AI Summary • Published on Dec 1, 2025
Estimating the divergence times of evolutionary lineages from molecular sequence data is a critical task in reconstructing evolutionary history. However, current Bayesian relaxed-clock methods, which rely on repeated evaluations of the full phylogenetic likelihood, are computationally demanding, especially for large genomic datasets. A significant challenge also arises from the sensitivity of divergence-time estimates to uncertainties or errors in fossil placement and the specification of prior distributions. This dependence means that the quality of node-age estimates is highly reliant on the accuracy of fossil information, and issues like fossil misplacement or poorly specified priors can lead to considerable inaccuracies and disagreements in results. There is a clear need for methods that are both computationally efficient and robust to these common sources of fossil calibration uncertainty.

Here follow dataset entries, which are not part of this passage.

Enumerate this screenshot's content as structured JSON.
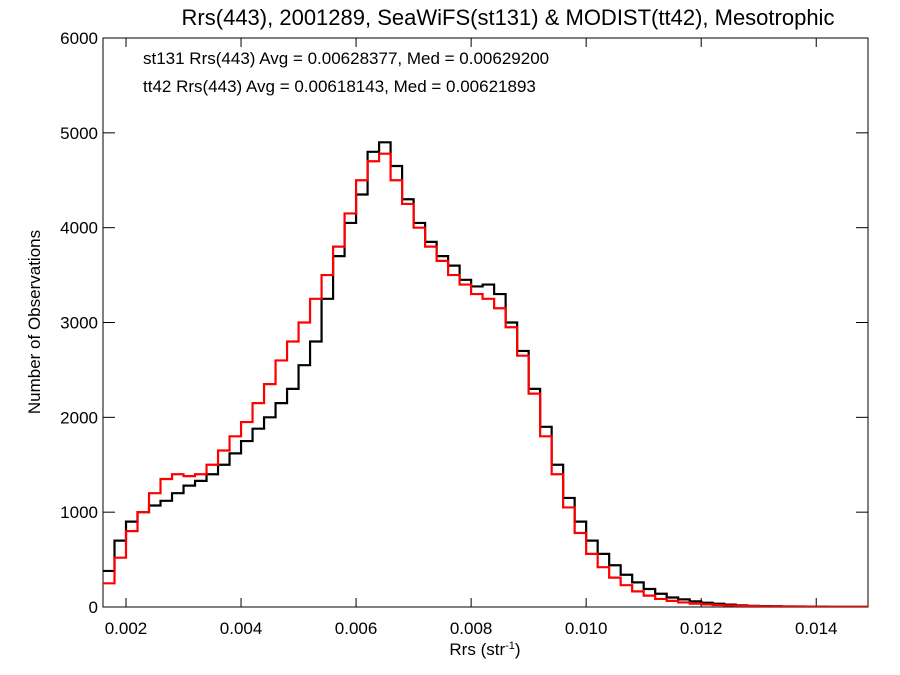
{
  "chart_data": {
    "type": "line",
    "title": "Rrs(443), 2001289, SeaWiFS(st131) & MODIST(tt42), Mesotrophic",
    "xlabel": "Rrs (str",
    "xlabel_sup": "-1",
    "xlabel_close": ")",
    "ylabel": "Number of Observations",
    "xlim": [
      0.0016,
      0.0149
    ],
    "ylim": [
      0,
      6000
    ],
    "x_ticks": [
      0.002,
      0.004,
      0.006,
      0.008,
      0.01,
      0.012,
      0.014
    ],
    "x_tick_labels": [
      "0.002",
      "0.004",
      "0.006",
      "0.008",
      "0.010",
      "0.012",
      "0.014"
    ],
    "y_ticks": [
      0,
      1000,
      2000,
      3000,
      4000,
      5000,
      6000
    ],
    "y_tick_labels": [
      "0",
      "1000",
      "2000",
      "3000",
      "4000",
      "5000",
      "6000"
    ],
    "grid": false,
    "legend_position": "top-left",
    "series": [
      {
        "name": "st131",
        "legend": "st131 Rrs(443) Avg = 0.00628377, Med = 0.00629200",
        "color": "#000000",
        "x": [
          0.0016,
          0.0018,
          0.002,
          0.0022,
          0.0024,
          0.0026,
          0.0028,
          0.003,
          0.0032,
          0.0034,
          0.0036,
          0.0038,
          0.004,
          0.0042,
          0.0044,
          0.0046,
          0.0048,
          0.005,
          0.0052,
          0.0054,
          0.0056,
          0.0058,
          0.006,
          0.0062,
          0.0064,
          0.0066,
          0.0068,
          0.007,
          0.0072,
          0.0074,
          0.0076,
          0.0078,
          0.008,
          0.0082,
          0.0084,
          0.0086,
          0.0088,
          0.009,
          0.0092,
          0.0094,
          0.0096,
          0.0098,
          0.01,
          0.0102,
          0.0104,
          0.0106,
          0.0108,
          0.011,
          0.0112,
          0.0114,
          0.0116,
          0.0118,
          0.012,
          0.0122,
          0.0124,
          0.0126,
          0.0128,
          0.013,
          0.0132,
          0.0134,
          0.0136,
          0.0138,
          0.014,
          0.0142,
          0.0144,
          0.0146,
          0.0148
        ],
        "y": [
          380,
          700,
          900,
          1000,
          1070,
          1120,
          1200,
          1280,
          1330,
          1400,
          1500,
          1620,
          1750,
          1880,
          2000,
          2150,
          2300,
          2550,
          2800,
          3250,
          3700,
          4050,
          4350,
          4800,
          4900,
          4650,
          4300,
          4050,
          3850,
          3700,
          3600,
          3450,
          3380,
          3400,
          3300,
          3000,
          2700,
          2300,
          1900,
          1500,
          1150,
          900,
          700,
          560,
          440,
          340,
          260,
          190,
          140,
          100,
          80,
          60,
          45,
          35,
          25,
          18,
          12,
          10,
          8,
          6,
          5,
          4,
          3,
          2,
          2,
          1,
          1
        ]
      },
      {
        "name": "tt42",
        "legend": "tt42 Rrs(443) Avg = 0.00618143, Med = 0.00621893",
        "color": "#ff0000",
        "x": [
          0.0016,
          0.0018,
          0.002,
          0.0022,
          0.0024,
          0.0026,
          0.0028,
          0.003,
          0.0032,
          0.0034,
          0.0036,
          0.0038,
          0.004,
          0.0042,
          0.0044,
          0.0046,
          0.0048,
          0.005,
          0.0052,
          0.0054,
          0.0056,
          0.0058,
          0.006,
          0.0062,
          0.0064,
          0.0066,
          0.0068,
          0.007,
          0.0072,
          0.0074,
          0.0076,
          0.0078,
          0.008,
          0.0082,
          0.0084,
          0.0086,
          0.0088,
          0.009,
          0.0092,
          0.0094,
          0.0096,
          0.0098,
          0.01,
          0.0102,
          0.0104,
          0.0106,
          0.0108,
          0.011,
          0.0112,
          0.0114,
          0.0116,
          0.0118,
          0.012,
          0.0122,
          0.0124,
          0.0126,
          0.0128,
          0.013,
          0.0132,
          0.0134,
          0.0136,
          0.0138,
          0.014,
          0.0142,
          0.0144,
          0.0146,
          0.0148
        ],
        "y": [
          250,
          520,
          800,
          1000,
          1200,
          1350,
          1400,
          1380,
          1400,
          1500,
          1650,
          1800,
          1950,
          2150,
          2350,
          2600,
          2800,
          3000,
          3250,
          3500,
          3800,
          4150,
          4500,
          4700,
          4780,
          4500,
          4250,
          4000,
          3800,
          3650,
          3500,
          3400,
          3300,
          3250,
          3150,
          2950,
          2650,
          2250,
          1800,
          1400,
          1050,
          780,
          560,
          420,
          310,
          230,
          165,
          120,
          85,
          65,
          48,
          36,
          28,
          21,
          15,
          12,
          9,
          7,
          6,
          5,
          4,
          3,
          2,
          2,
          1,
          1,
          1
        ]
      }
    ]
  }
}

This study proposes novel solutions based on the phylogenetic pairwise composite likelihood, introducing two Adjusted Pairwise Likelihood (APW) formulations: APW1 and APW2. These methods integrate asymptotic moment-matching weights within a Bayesian Markov Chain Monte Carlo (MCMC) framework to better approximate the behavior of the full likelihood while significantly reducing computational burden. Unlike the full phylogenetic likelihood, which becomes more expensive with longer alignments, the computational cost of the pairwise composite likelihood remains constant with increasing sequence length, making it ideal for large phylogenomic datasets. The adjustment weights for APW1 and APW2 are derived from the asymptotic properties of the composite likelihood ratio test (LRT) statistic, specifically by estimating sensitivity (J) and variability (H) matrices using independent subsets of the alignment. The methodology supports both Jukes-Cantor (JC) and General Time Reversible (GTR) substitution models. The performance of these APW methods was rigorously assessed through extensive simulations across various fossil-calibration scenarios, including situations with correctly placed fossils and correct priors, as well as scenarios with misleading or less informative priors and even misplaced fossils. The methods were also applied to a real-world genome-scale dataset of modern birds.
The simulations demonstrated that APW methods produce node-age estimates comparable to those obtained from the full likelihood. Crucially, they exhibited greater robustness to fossil misplacement and prior misspecification, largely due to the reduced sensitivity of composite likelihoods to local calibration errors. In correctly calibrated settings, APW2 and APW1 achieved the highest overall credible interval (CI) coverage, often exceeding the nominal 0.95 level, and APW2 consistently yielded the lowest root mean square error (rMSE). For scenarios with incorrect or less informative priors, or misplaced fossils, the APW methods generally maintained higher CI coverage rates and showed less degradation in rMSE compared to the full likelihood, which often exhibited the lowest coverage rates. A significant finding was the substantial computational advantage of the APW methods. For the modern bird dataset, the APW models were approximately 27 times faster than the full likelihood method, with similar computational gains observed in simulations for longer sequence alignments (e.g., an order of magnitude faster for 50,000-site alignments). While APW2 sometimes resulted in wider credible intervals, reflecting greater uncertainty, particularly for younger nodes, these intervals often covered the point estimates from the full likelihood. The application to the modern bird dataset showed that both APW2 and full likelihood approaches independently suggest that the radiation of modern birds began before the K-Pg boundary.
The adjusted pairwise likelihood (APW) methods offer a significant advancement for Bayesian node dating, providing a framework that is both computationally efficient and robust to the inherent uncertainties in fossil calibration. This makes APW particularly well-suited for analyzing the increasingly large phylogenomic datasets produced by high-throughput sequencing technologies, where traditional full-likelihood methods become prohibitively expensive. By effectively balancing estimation precision with methodological robustness, APW1 and APW2 consistently outperformed both the unadjusted pairwise likelihood and the full likelihood under challenging simulation conditions. The successful implementation of these methods within MrBayes, a widely used Bayesian phylogenetic software, ensures their accessibility and integration with existing phylogenetic models. The ability of APW to provide reliable estimates even with uncertain or imperfect fossil priors addresses a critical bottleneck in evolutionary research, allowing for more confident reconstruction of evolutionary timelines, especially for deep divergences where fossil evidence is often sparse or contentious.